Bring home vintage art and the love of India, while you spot the most fashionable silhouettes and footwear too…
A self taught designer, a dusky model who prefers to create her own story line over her photo-shoots, Ruchika Kukreja explores art in all its forms possible. Her pictures are worth seeing to believe. Ruchika has named her creations the Sitara inspired by her mother’s name.
“I never thought I would design clothes. It was simply a method of progression for me as a creative soul,” is what Ruchika has understood of her self, essentially having worked as a brand retail manager with Rosenthal Versace and even a men’s stylist and designer for Red Tape. She specialised in merchandising and fashion retail in India and London, but her love to create did not leave her.
“An artist cannot be isolated in one form and so my art has been changing its mediums ever since,” shares Ruchika who has been working on antique applique pieces to create bohemian styled tunics, kurtas and silhouettes that are somewhere between the classic Indian style and the western cuts.
“My love of clothes started with the fact that I could not ever find clothes of my liking. So I started designing my own cuts. I knew tailoring from what mom had learned from my aunt. So stitching was not a problem. I started using my love of culture and used vintage embroideries, appliqués and designed my own line of what I would like to wear,” shares Ruchika.
What has come about is an extremely earthy feel to it under the Sitara banner of bohemian inspired outfits. If you can wear your individuality, then spot one of these garments which makes a statement in a cocktail setting, parties, shagan and sangeet as well. No wonder Ruchika has a foreign clientele that is ‘seriously intrigued by our culture, fabrics, embroidery styles and everything around it,’ coming back for more each season since 2017.
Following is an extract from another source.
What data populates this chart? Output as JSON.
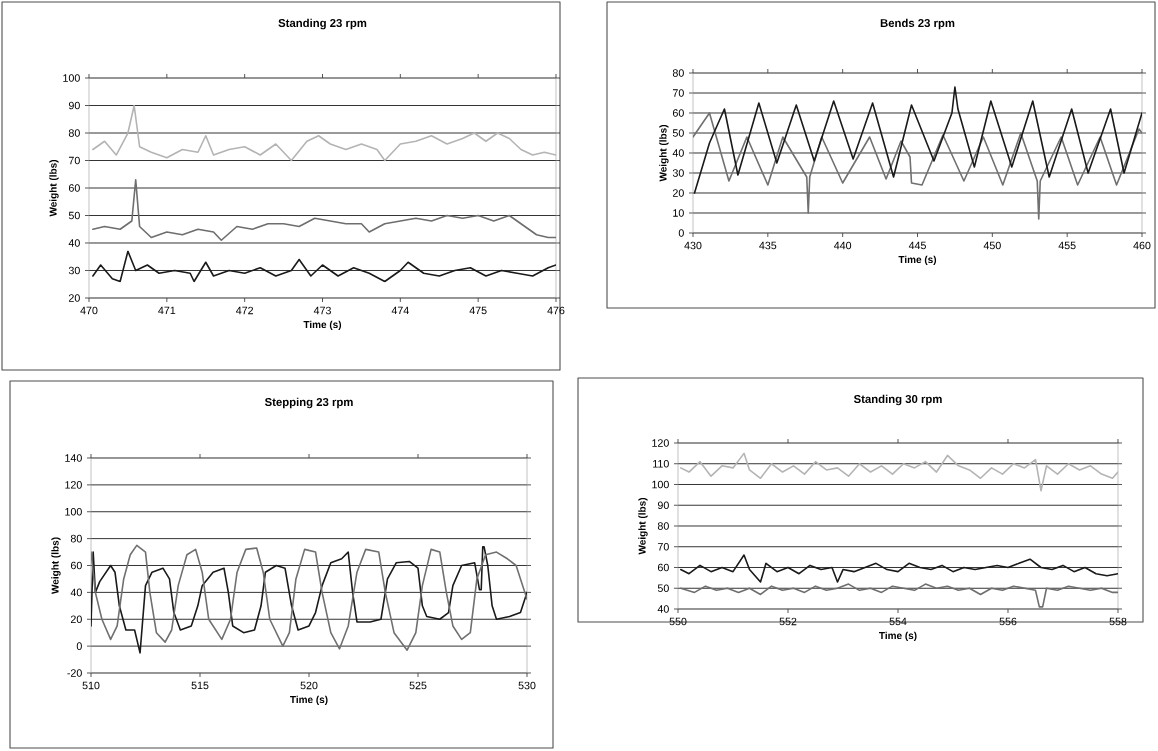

Priced between Rs. 3000 going upto Rs. 30,000, Ruchika prides in customers who are only spotting her clothes. She does not repeat a design because, ‘vintage pieces are unique and cannot be replicated, so one design will make only one unique assemble.’ Ruchika also makes extensive use of vintage jewellery and is now designing her own footwear. Her idea of making best out of waste has taken her to fulfilling heights. And the best part of her attires are that, “this is easily hand washed, creates much less water pollution and bio-degradable”, unlike fast fashion that is become extremely difficult to dispose and is becoming a huge environmental issue for garment companies.